In 2023, a team at Google published results showing their quantum processor had performed a specific calculation in seconds that would take a classical supercomputer an estimated 47 years. The task itself was abstract — sampling from a quantum circuit — but the demonstration pointed toward something concrete: the era of quantum utility is beginning to arrive, not as a uniform frontier but in pockets. The most immediately actionable application isn't breaking encryption — it's chemistry. Pharmaceutical and materials science companies are watching this space with intense focus. Simulating how a molecule folds or how electrons interact in a new material is, for classical computers, an approximation at best. The calculations grow exponentially harder as the molecule gets larger. A quantum computer, built on the same physics that governs molecular behaviour, could simulate these interactions natively. Merck, Roche, and IBM have been collaborating on exactly this: using quantum hardware to model enzyme behaviour in search of drug candidates. The machines aren't yet powerful enough to outperform classical methods on practical drug design, but the trajectory is clear. Researchers at the University of Toronto used quantum-inspired algorithms in 2022 to identify protein-binding candidates significantly faster than conventional approaches.
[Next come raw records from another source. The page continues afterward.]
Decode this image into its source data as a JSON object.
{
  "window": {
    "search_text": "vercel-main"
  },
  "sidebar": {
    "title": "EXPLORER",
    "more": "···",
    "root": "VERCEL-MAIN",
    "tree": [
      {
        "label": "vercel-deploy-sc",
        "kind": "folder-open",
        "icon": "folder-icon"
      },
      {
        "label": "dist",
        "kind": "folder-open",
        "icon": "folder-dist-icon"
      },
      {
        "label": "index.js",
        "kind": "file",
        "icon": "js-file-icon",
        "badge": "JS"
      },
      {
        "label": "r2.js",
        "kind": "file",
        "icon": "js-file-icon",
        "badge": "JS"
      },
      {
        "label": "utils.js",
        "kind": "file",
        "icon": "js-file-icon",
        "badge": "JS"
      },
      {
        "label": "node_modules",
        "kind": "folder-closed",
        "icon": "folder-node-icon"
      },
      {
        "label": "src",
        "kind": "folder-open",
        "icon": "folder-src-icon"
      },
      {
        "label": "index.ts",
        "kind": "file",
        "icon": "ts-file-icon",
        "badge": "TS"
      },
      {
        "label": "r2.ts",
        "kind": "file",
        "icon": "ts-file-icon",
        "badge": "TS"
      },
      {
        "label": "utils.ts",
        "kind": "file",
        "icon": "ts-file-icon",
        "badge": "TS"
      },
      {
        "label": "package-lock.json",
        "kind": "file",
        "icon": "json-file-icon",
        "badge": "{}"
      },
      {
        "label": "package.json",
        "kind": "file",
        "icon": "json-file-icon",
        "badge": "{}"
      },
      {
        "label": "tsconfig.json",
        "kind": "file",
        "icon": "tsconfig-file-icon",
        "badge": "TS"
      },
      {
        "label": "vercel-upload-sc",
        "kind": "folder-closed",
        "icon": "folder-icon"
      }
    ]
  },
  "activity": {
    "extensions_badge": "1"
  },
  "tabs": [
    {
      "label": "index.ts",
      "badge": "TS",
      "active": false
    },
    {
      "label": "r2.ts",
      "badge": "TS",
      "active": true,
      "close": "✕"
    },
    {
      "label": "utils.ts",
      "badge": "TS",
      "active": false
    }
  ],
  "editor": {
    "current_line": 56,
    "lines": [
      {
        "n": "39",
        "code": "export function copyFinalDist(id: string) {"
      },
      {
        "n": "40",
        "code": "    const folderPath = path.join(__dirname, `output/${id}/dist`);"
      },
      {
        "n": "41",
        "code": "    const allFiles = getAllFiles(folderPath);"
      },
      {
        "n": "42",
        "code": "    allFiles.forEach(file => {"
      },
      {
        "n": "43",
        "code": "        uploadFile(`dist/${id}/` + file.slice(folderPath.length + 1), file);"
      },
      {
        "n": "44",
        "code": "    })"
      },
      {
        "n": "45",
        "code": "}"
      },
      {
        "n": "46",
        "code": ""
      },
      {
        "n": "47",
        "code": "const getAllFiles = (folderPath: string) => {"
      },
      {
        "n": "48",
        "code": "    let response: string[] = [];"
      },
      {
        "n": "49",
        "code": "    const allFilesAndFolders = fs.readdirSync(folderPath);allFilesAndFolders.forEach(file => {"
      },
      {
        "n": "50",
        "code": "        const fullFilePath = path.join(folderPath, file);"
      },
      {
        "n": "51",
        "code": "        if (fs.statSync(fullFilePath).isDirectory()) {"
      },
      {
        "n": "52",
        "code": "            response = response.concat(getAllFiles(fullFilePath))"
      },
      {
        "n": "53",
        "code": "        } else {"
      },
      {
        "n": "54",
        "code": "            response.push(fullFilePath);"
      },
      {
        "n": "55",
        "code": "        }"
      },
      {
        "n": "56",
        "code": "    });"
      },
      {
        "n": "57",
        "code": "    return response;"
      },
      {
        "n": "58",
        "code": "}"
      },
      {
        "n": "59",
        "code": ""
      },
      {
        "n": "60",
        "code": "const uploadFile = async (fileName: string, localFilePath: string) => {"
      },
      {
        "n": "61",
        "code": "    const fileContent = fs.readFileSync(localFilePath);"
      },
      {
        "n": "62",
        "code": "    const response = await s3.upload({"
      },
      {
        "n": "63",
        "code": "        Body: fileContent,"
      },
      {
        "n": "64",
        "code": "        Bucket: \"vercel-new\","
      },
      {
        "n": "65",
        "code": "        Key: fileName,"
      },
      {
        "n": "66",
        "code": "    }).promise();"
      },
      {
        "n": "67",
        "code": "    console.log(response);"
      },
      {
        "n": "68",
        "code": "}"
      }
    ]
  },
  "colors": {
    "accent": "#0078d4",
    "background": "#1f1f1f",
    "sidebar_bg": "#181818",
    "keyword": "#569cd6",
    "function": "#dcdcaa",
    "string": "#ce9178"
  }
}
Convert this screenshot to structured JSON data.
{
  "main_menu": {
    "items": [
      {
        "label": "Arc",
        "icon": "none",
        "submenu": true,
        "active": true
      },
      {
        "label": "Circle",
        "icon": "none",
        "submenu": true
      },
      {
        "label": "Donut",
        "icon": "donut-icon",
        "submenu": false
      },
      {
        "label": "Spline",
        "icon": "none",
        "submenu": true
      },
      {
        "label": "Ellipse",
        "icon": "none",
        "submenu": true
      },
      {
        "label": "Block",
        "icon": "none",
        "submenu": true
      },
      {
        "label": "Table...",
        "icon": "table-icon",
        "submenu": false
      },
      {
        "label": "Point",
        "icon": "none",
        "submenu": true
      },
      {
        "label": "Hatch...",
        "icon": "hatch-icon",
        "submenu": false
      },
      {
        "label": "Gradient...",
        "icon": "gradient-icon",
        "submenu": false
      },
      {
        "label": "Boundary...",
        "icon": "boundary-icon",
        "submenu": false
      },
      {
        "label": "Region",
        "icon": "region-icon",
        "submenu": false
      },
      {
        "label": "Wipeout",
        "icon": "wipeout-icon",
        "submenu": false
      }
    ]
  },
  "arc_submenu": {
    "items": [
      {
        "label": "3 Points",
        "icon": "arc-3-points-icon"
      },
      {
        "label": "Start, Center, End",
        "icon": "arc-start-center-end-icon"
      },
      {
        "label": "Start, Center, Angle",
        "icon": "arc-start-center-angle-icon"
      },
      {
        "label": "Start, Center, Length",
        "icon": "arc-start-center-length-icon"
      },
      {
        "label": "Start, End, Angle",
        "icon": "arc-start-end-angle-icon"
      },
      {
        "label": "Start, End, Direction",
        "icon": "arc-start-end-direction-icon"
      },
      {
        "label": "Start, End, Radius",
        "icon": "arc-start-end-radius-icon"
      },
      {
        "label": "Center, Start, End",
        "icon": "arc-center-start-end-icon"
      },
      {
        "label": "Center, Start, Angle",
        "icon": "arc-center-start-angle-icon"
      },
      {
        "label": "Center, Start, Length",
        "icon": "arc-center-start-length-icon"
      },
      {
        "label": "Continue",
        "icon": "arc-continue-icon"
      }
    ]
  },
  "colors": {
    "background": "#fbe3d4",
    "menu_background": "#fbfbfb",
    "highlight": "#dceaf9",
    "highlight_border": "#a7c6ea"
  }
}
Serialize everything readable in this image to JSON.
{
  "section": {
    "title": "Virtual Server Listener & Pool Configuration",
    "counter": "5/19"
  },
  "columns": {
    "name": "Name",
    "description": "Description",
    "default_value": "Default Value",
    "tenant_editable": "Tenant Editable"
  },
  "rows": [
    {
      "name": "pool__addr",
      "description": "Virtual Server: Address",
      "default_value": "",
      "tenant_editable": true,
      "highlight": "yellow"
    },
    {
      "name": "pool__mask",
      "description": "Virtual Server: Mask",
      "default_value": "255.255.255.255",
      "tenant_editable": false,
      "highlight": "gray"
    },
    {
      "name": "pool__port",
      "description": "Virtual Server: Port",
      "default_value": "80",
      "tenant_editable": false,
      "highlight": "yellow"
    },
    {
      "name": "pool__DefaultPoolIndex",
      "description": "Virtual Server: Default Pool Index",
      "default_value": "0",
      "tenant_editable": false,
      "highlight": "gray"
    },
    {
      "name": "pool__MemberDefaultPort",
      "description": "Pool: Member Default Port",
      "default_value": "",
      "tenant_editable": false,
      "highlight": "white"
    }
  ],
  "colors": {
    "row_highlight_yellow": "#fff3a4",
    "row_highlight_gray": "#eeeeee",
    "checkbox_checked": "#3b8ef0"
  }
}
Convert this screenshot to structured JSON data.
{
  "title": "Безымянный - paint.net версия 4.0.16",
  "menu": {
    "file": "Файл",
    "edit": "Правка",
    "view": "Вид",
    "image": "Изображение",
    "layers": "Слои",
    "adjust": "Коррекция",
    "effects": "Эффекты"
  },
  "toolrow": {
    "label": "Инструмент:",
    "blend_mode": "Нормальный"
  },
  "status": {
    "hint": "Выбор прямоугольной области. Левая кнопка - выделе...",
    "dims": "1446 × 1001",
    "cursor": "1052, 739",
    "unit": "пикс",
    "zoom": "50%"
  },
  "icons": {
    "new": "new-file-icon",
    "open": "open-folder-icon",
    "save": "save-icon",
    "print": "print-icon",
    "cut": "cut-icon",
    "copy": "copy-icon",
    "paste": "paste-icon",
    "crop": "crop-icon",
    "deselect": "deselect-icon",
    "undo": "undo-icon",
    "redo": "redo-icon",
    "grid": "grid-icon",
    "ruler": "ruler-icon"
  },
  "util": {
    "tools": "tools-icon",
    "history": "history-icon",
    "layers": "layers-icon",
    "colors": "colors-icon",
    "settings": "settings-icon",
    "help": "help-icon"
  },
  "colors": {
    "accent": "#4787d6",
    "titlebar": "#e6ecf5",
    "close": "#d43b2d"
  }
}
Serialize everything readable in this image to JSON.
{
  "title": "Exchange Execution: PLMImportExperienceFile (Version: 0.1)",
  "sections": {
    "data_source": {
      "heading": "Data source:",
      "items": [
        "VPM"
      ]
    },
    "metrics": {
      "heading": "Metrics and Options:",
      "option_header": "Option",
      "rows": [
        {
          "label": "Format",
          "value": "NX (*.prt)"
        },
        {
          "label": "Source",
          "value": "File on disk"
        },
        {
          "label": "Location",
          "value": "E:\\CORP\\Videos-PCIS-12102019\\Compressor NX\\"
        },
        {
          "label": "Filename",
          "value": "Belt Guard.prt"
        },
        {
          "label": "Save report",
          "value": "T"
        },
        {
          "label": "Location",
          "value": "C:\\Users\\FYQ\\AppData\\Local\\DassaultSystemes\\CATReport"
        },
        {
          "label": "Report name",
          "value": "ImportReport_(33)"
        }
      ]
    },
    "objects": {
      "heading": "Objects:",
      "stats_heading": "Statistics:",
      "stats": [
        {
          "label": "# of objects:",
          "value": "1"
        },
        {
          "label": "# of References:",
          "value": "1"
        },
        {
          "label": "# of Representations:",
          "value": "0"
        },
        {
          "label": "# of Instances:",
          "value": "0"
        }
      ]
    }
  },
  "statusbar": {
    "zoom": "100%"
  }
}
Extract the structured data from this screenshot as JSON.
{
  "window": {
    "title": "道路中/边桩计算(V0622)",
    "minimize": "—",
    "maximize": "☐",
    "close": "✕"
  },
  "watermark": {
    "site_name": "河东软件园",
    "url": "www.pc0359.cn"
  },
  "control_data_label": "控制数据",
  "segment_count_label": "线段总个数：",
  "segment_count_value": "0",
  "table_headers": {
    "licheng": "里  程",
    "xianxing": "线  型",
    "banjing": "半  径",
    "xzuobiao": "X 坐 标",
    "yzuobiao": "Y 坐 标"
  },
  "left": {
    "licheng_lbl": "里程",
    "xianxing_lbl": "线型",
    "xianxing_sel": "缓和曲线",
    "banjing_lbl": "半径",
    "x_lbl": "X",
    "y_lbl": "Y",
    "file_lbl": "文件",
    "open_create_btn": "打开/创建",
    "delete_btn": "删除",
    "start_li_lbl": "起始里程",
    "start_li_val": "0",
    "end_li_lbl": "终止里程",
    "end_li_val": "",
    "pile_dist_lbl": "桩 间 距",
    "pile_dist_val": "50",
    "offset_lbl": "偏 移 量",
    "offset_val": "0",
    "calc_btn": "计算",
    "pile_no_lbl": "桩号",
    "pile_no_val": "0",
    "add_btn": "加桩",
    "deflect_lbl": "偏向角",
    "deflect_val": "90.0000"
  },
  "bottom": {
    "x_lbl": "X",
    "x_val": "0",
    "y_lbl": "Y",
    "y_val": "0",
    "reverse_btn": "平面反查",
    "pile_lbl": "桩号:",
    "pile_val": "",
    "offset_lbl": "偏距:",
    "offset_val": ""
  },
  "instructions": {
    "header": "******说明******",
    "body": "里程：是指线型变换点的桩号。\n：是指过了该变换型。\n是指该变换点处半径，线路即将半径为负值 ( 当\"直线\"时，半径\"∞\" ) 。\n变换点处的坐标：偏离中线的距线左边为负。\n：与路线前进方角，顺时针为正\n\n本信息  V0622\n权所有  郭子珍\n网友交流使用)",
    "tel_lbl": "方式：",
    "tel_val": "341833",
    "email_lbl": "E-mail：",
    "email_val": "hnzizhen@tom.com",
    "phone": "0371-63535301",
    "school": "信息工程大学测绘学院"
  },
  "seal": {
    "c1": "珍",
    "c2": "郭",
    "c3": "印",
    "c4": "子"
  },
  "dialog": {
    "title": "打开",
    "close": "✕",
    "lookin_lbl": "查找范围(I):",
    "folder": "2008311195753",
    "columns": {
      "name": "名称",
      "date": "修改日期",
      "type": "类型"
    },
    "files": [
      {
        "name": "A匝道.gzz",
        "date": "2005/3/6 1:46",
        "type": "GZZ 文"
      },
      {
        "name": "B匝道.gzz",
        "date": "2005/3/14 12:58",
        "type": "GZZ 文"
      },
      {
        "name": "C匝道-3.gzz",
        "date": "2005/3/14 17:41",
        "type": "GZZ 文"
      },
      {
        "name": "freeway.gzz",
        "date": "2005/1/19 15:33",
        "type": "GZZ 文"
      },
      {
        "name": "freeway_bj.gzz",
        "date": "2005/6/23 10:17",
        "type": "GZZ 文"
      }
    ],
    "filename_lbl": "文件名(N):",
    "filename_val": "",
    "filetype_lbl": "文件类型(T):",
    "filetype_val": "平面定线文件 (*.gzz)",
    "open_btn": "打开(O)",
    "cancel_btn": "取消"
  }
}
Meanwhile, the encryption concern is live enough that the US National Institute of Standards and Technology finalised its first post-quantum cryptographic standards in 2024 — algorithms designed to withstand quantum attacks. Governments and banks are already migrating. The threat isn't here yet, but the preparation cannot wait until it is.

Why It Matters

Quantum computing tends to get covered in one of two modes: breathless hype or dismissive 'it's still decades away' deflation. Neither is quite right, and understanding the actual shape of the technology helps you read the landscape more clearly. The near-term reality is this: quantum computers will not replace your devices or run your apps. But they will, within this decade, almost certainly transform drug discovery, materials science, logistics optimisation, and cryptography — industries that touch nearly every part of life. The encryption piece deserves particular attention. The data being encrypted today — financial records, health information, classified communications — could be harvested now and decrypted later once quantum capability arrives. This 'harvest now, decrypt later' strategy is already happening among sophisticated state actors. That makes post-quantum cryptography not a future problem but a present one, even if the computers themselves aren't yet powerful enough to crack anything. Knowing this gives you a more grounded frame when quantum stories appear in the news: ask not 'is this machine fast?' but 'what class of problem does this solve, and how far are we from that being practically useful?' That question separates the signal from the noise.

A Question to Ponder

If a technology is most dangerous not when it arrives but in the years just before it fully arrives — when defences haven't caught up but attacks are beginning — what other technologies might we be dangerously underprepared for right now?